|Jean-Wilson Muscadin Jr. ’03 is a business administration major and computer science minor at IWU. Among his many extracurricular activities, he is president of the Black Student Union and a Student Senate representative. After graduation, he plans to pursue an M.B.A. degree and a career in the financial services industry.|
Black Student Union President Jean-Wilson Muscadin Jr. ’03 writes on the need for a new model for cultural acceptance in America.
Like most schoolchildren, I commonly heard the phrase ‘melting pot’ used by teachers and in textbooks to describe America’s people. “We are a great nation because we have so many different types of people all coming together (as one).” As I have matured, I have come to realize this melting-pot ideal is a misrepresentation of America.
In high school chemistry, I learned about molecular structures. When an object is melted, its chemical composition is changed. Molecules that were once tightly packed together in solid form become loose and detached in liquid form. Applying this principle to the concept of a cultural melting pot implies that to become American one has to change his or her cultural makeup and release the values and ideals of one’s heritage to adopt American ones. Our values become loose, detached, and liquid.
Is this how we want America to accept and embrace diversity? Turning Mexican food into Taco Bell is not accepting or embracing diversity. The melting-pot metaphor has been challenged by newer examples such as a stir-fry or a salad bowl. These are examples in which the contents are not changed, but the individual ingredients add to the taste and flavor. Putting stir-fry or a salad in a blender would be quite an unpleasant dining experience.
As America attempts to graduate to the next level in the school of diversity, we will have to stop trying to change our people and work harder to understand, accept, and embrace our people and the variety of cultures they represent. Too often we are closed-minded to things that differ from our long-established norms because what is familiar to us seems best.
How do we go about understanding our own people? America is the most culturally and ethnically diverse country in the world. Yet our education system, particularly at the primary and secondary levels, remains stubbornly Eurocentric. I remember, as a high school student, questioning why every subject seemed to begin in Europe and how little I knew about Asian, African, South American, and Native American cultures. I could tell you about every Anglo king and queen—from William the Conqueror to Elizabeth II—but I have no historical perspective on African kingdoms or Chinese dynasties.
Our survival as a nation and as global citizens depends upon our ability to understand the perspectives of our fellow citizens—domestic and global. February, for example, is recognized as Black History Month, and should be an occasion when all Americans take time to learn about and celebrate the history and culture of our African-American citizens. Instead, most Americans scarcely pay attention to this history, and our mainstream media and schools hardly encourage them to do otherwise. Rationalizations of slavery, a paragraph on Dr. Martin Luther King Jr., a sentence on Malcolm X, and a footnote on Rosa Parks are not sufficient to aid the cause of knowledge. But with a better grasp of the true meaning of diversity, we can use Black History Month as an opportunity to replace such ignorance with understanding.

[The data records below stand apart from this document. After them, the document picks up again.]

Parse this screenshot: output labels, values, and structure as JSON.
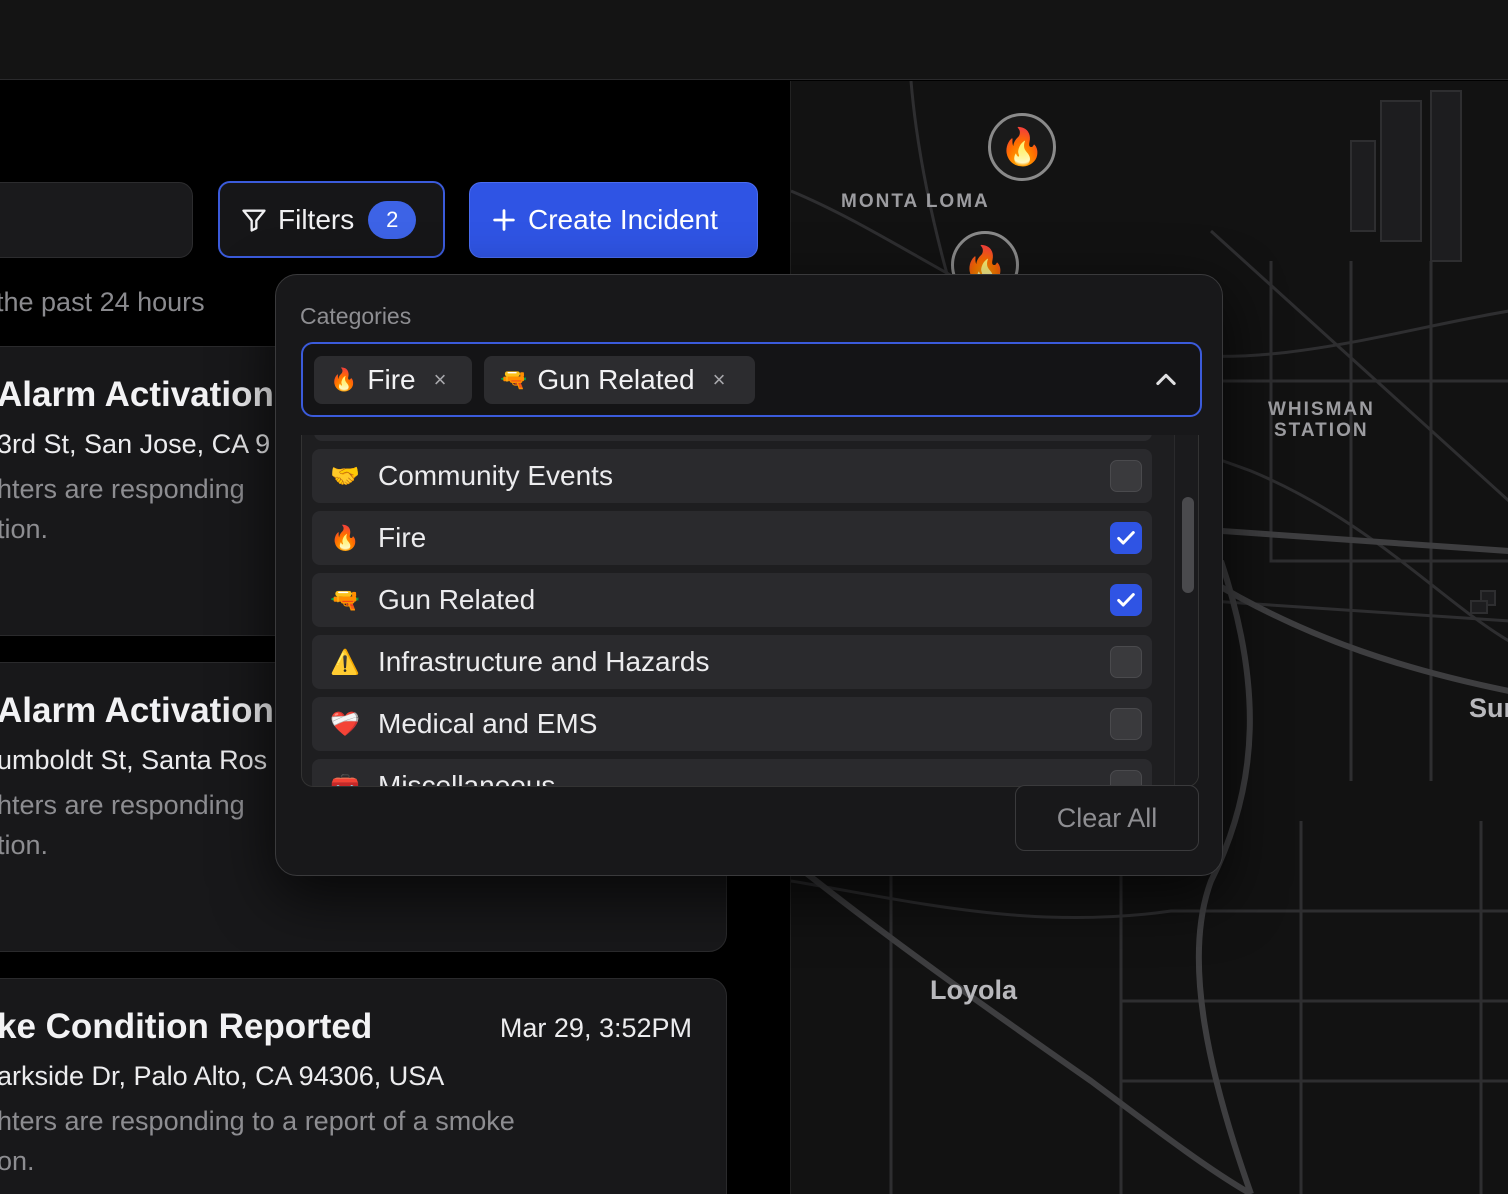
{
  "toolbar": {
    "filters_label": "Filters",
    "filters_count": "2",
    "create_label": "Create Incident"
  },
  "feed": {
    "recent_text": "the past 24 hours",
    "cards": [
      {
        "title": "Alarm Activation",
        "address": "3rd St, San Jose, CA 9",
        "desc1": "hters are responding",
        "desc2": "tion."
      },
      {
        "title": "Alarm Activation",
        "address": "umboldt St, Santa Ros",
        "desc1": "hters are responding",
        "desc2": "tion."
      },
      {
        "title": "ke Condition Reported",
        "date": "Mar 29, 3:52PM",
        "address": "arkside Dr, Palo Alto, CA 94306, USA",
        "desc1": "hters are responding to a report of a smoke",
        "desc2": "on."
      }
    ]
  },
  "filter_popover": {
    "categories_label": "Categories",
    "selected_chips": [
      {
        "emoji": "🔥",
        "label": "Fire",
        "remove": "×"
      },
      {
        "emoji": "🔫",
        "label": "Gun Related",
        "remove": "×"
      }
    ],
    "options": [
      {
        "emoji": "🤝",
        "label": "Community Events",
        "checked": false
      },
      {
        "emoji": "🔥",
        "label": "Fire",
        "checked": true
      },
      {
        "emoji": "🔫",
        "label": "Gun Related",
        "checked": true
      },
      {
        "emoji": "⚠️",
        "label": "Infrastructure and Hazards",
        "checked": false
      },
      {
        "emoji": "❤️‍🩹",
        "label": "Medical and EMS",
        "checked": false
      },
      {
        "emoji": "🧰",
        "label": "Miscellaneous",
        "checked": false
      }
    ],
    "clear_all_label": "Clear All"
  },
  "map": {
    "labels": [
      "MONTA LOMA",
      "WHISMAN",
      "STATION",
      "Loyola",
      "Sur"
    ],
    "marker_icon": "🔥"
  },
  "colors": {
    "accent": "#2f54e4",
    "focus_border": "#3b5bdb",
    "background": "#000000",
    "panel": "#18181a"
  }
}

For those of us fortunate enough to attend a college or university, the journey from ignorance to understanding becomes more of a possibility. During this transition from childhood to adulthood, we learn to define ourselves in the context of our environment. We dig into a deeper level of understanding of disciplines as we question professionals and their perspectives. The fundamental virtue of a liberal arts institution like Illinois Wesleyan is its support of the idea that there is more than one right answer, and more than one perspective. As a university, we pride ourselves on the breadth of our knowledge, not the depth of one specific topic. Our classrooms, organizations, and residence halls contain people from many backgrounds. We as students may have different views, values, and perspectives but strive to create an inclusive atmosphere that fosters higher learning.
The rest of America could learn a lesson from this liberal arts model. Diversity is not just a political buzzword; it is a decision, an understanding, a lifestyle. Diversity, for example, means that liberals and conservatives can compromise and find common ground. Embracing diversity will be the challenge in America for decades to come, for it is the soul of America.
To meet this challenge, Americans will first have to learn to leave their cherished melting-pot ideal behind and learn to appreciate cultures the way they really are. Secondly, we have to understand that our differences only add to our depth as a nation. Lastly, we have to do more to recognize the world around us and do a better job of understanding issues with a global perspective. These will be the lessons Americans will have to grasp before we can finally graduate from the school of diversity.